Dijkstra's algorithm in CLRS, p.595 has the following code in line 7:
for each vertex v \in Adj[u]
This line picks to iterate on all neighbors of node v. Node v here is the one the algorithm is currently processing and adding to the shortest path tree. However, among those neighbors of v, those already in set S are processed on & done with, and those nodes in S are forming a shortest path tree T. None of the nodes in set S can have a path-thru-v that is shorter than a path already in T. Otherwise, that path would have been traversed till then.
So, shouldn't this line 7 be better as
for each vertex v \in Adj[u] \intersect Q // Q = V \ S
or, equally,
for each vertex v \in Adj[u]\S
?
//===========================
ADDING explanations:
once you processed (processed=set the distance and parent vector entries of all its immediate neighbors) a node u and added it to the tree, that node u is at shortest distance from the source. if there were an off-tree node z so that a shorter path to u would exist thru it between the source & u, that node z would be processed before u.
//======================
ADDITION 2: lengthy comment to Javier's useful answer below:
Put all edges in the graph in an array say "EDGES"-- one edge, one array entry. each array entry holds the edge (u,v), the edge-weight, and 2 pointers-- one to node u and one to node v.
the graph is represented still as an adjacency list.
Adj[u] is still a linked list-- however, this linked list is on an array structure. The node values in this list, this time, is the index of EDGES corresponding to that edge.
So, for instance, Node u has 2 links incident to it: (u,x) & (u,y). Edge (u,x) is sitting at the 23rd cell of EDGES and (u,y) at 5th. Then, Adj[u] is a linked list of length 2, the nodes in this list are 23 and 5. Say, Adj[u][0].edgesIndex=23 and Adj[u][1].edgesIndex=5. Here, Adj[x][i].edgesIndex=23 for some i in the linked list at Adj[x] as well. (Adj[j][i], being a node in a linked list, further hast the "next" and "prev" fields on it.)
And, EDGES[23] has one reference to the corresponding entry of (u,x) on Adj[u], and another to that of Adj[x]. I leave line 7 as is, but this time, after i process an edge (u,v) in that loop, (i've found out about this edge from Adj[u]), i remove that edge from the linked list of Adj[u], from there i go to the corresponding EDGES entry, which has the reference to the corresponding Adj[x][i] entry. i remove them all-- EDGES[23], Adj[u][0] and Adj[x][i] (whatever i is there.) With all arrays-structures, i can process all these in constant time for each edge.
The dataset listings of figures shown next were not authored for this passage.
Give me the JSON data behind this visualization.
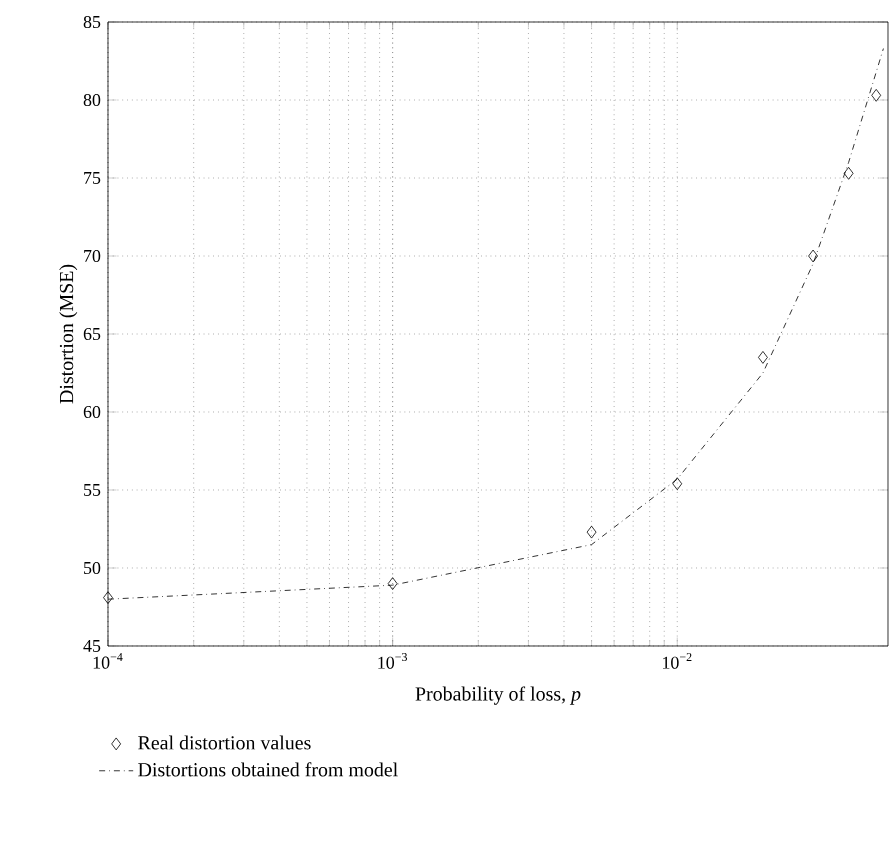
{
  "chart_data": {
    "type": "scatter",
    "xlabel": "Probability of loss, *p*",
    "ylabel": "Distortion (MSE)",
    "log": "x",
    "grid": true,
    "legend": "bottom",
    "xlim": [
      0.0001,
      0.055
    ],
    "ylim": [
      45,
      85
    ],
    "xticks": [
      {
        "value": 0.0001,
        "label": "10$^{−4}$"
      },
      {
        "value": 0.001,
        "label": "10$^{−3}$"
      },
      {
        "value": 0.01,
        "label": "10$^{−2}$"
      }
    ],
    "yticks": [
      45,
      50,
      55,
      60,
      65,
      70,
      75,
      80,
      85
    ],
    "series": [
      {
        "name": "Real distortion values",
        "marker": "diamond",
        "color": "#000000",
        "x": [
          0.0001,
          0.001,
          0.005,
          0.01,
          0.02,
          0.03,
          0.04,
          0.05
        ],
        "values": [
          48.1,
          49.0,
          52.3,
          55.4,
          63.5,
          70.0,
          75.3,
          80.3
        ]
      },
      {
        "name": "Distortions obtained from model",
        "type": "line",
        "line_style": "dashdot",
        "color": "#000000",
        "x": [
          0.0001,
          0.001,
          0.005,
          0.01,
          0.02,
          0.03,
          0.04,
          0.053
        ],
        "values": [
          48.0,
          48.9,
          51.5,
          55.7,
          62.5,
          69.5,
          76.0,
          83.3
        ]
      }
    ]
  }
}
Still the adjacency list representation, can trace the location of (v,u) from (u,v) and remove them at constant time, and now processing only on the edges in that intersection i'm looking for in asymptotically the same amount of memory used and with more time efficiency.
//====================
ADDITION 3:
Correcting one thing in ADDITION 2 above:
what i wrote in that addition may take more-- not less time than the algorithm without it:
removing the links in the linked lists at Adj[u] and Adj[x], and the corresponding EDGES entry, the direct-memory look-ups during all these isn't much likely to take less CPU cycles than that of relaxing the edges in the algorithm as is.
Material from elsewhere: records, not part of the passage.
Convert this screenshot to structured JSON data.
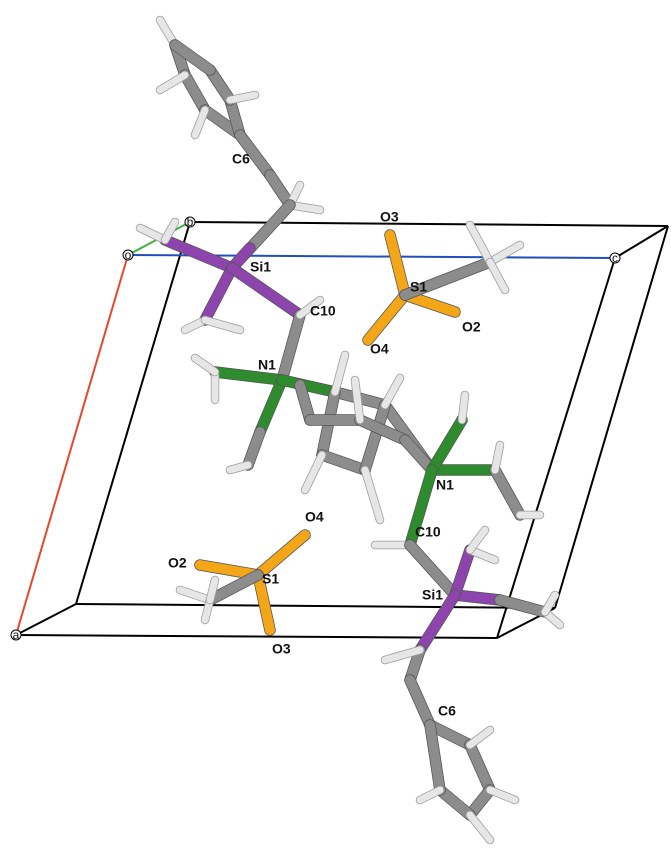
{
  "axes": {
    "origin": "o",
    "a": "a",
    "b": "b",
    "c": "c"
  },
  "atom_labels": [
    "C6",
    "Si1",
    "C10",
    "N1",
    "O3",
    "S1",
    "O2",
    "O4",
    "N1",
    "C10",
    "Si1",
    "C6",
    "O4",
    "O2",
    "S1",
    "O3"
  ]
}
It still checks every edge (u,v) exactly once and not twice-- once for (u,v) and once for (v,u), and clearly in the same asymptotic time as the algorithm without it. But for little gain in the absolute processing time and with more cost on memory used.
Another alternative is: adding a line of something like
if (v \in S) then continue;
as the first of the for loop. this can be implemented by maintaining S as an array of S[|V|] of boolean and setting its values accordingly as each vertex is added to set S-- which is basically what javier is saying in his ans.